From: LUCY::EHOBBS "Edward Hobbs" 3-AUG-1996 15:28:52.98
To: IN%"nichael@sover.net"
CC: EHOBBS
Subj: RE: Have you ever _used_ Greek pronunciation

Nichael asks:

Anyway, what I was wondering is has anyone ever had an opportunity of
communicating with a stranger --i.e. not a colleague or a student or
teacher-- through Koine/NT Greek?

The recent thread over NT Greek pronunciation has brought to mind a long
time fantasy: I find myself in an airport or on a ship next to a stranger.
After a few attempts at conversation we finally establish that we share no
common language (that is, he speaks 14 languages fluently --I speak only
English). However we then realize that we both have a reasonable working
knowledge of NT Greek and so are able to pass a pleasant --albeit
stumbling-- half-hour in conversation ("So, how old is your daughter?") in
NT Greek.

Has anything of this sort every happened to anyone here?

Nichael
........................................................................

Edward Hobbs replying:

Oddly enough, yes, just once.
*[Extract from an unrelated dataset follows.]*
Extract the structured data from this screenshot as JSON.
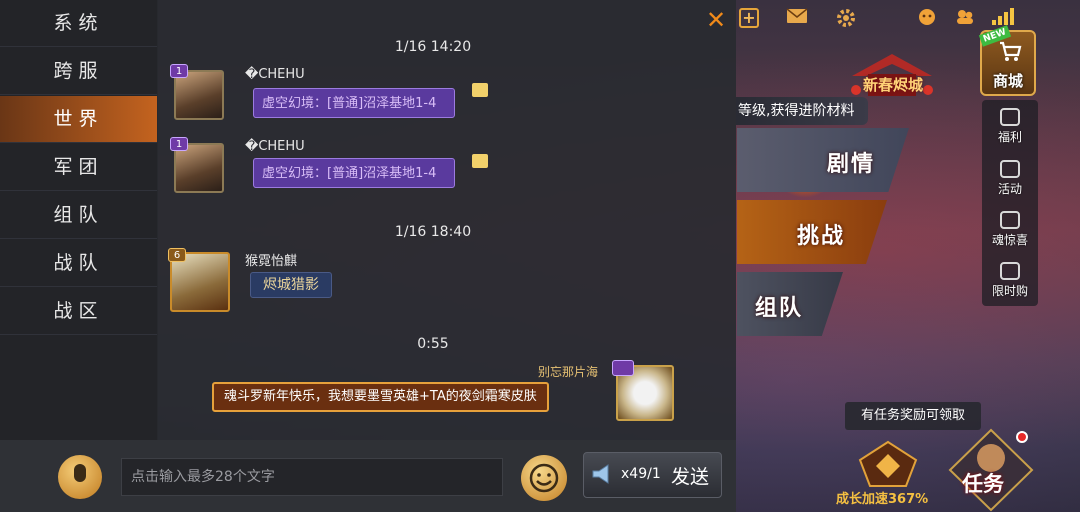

Sometime during the academic year 1958-59, a
high-ranking delegation of Russian Orthodox bishops visited the San
Francisco Bay Area. The group included Metropolitan Nikodim, expected to
become the next Patriarch of the Russian Orthodox Church but widely rumored
to be a Communist (thus an infiltrator!). They wanted to meet (and eat and
drink) with some theologians; there being no Orthodox faculty in the area,
they settled on the one group they were in communion with, the Anglicans.
So Massey Shepherd (liturgics), Sherman Johnson (New Testament), and I were
chosen to be their counterparts for dinner and discussion. Somehow, no one
had thought to provide an English interpreter, though Nikodim himself could
speak some English. So during the dinner, Johnson and Shepherd managed to
converse with Nikodim, while I was just far enough away not to overhear
that conversation well, while between me and them sat Archimandrite
Juvenale, who knew no English (and I of course knew no Russian). I tried
German, thinking he surely would know that, which he did--but THAT was a
red flag (not a Communist red flag, either!) to him. Most Russians were
still very, very bitter about how the Germans treated them in World War II
(the "Great Patriotic War"), and German was anathema. We stumbled around a
bit, and then discovered that we both knew (NT) Greek. So for an hour or
more, we did our best to converse in Greek, shifting to Latin when a word
failed us, or when we were completely misunderstood. When neither language
would suffice, he was willing to have me throw in a German word or
phrase, and he did the same occasionally.

I've not found the occasion, since then.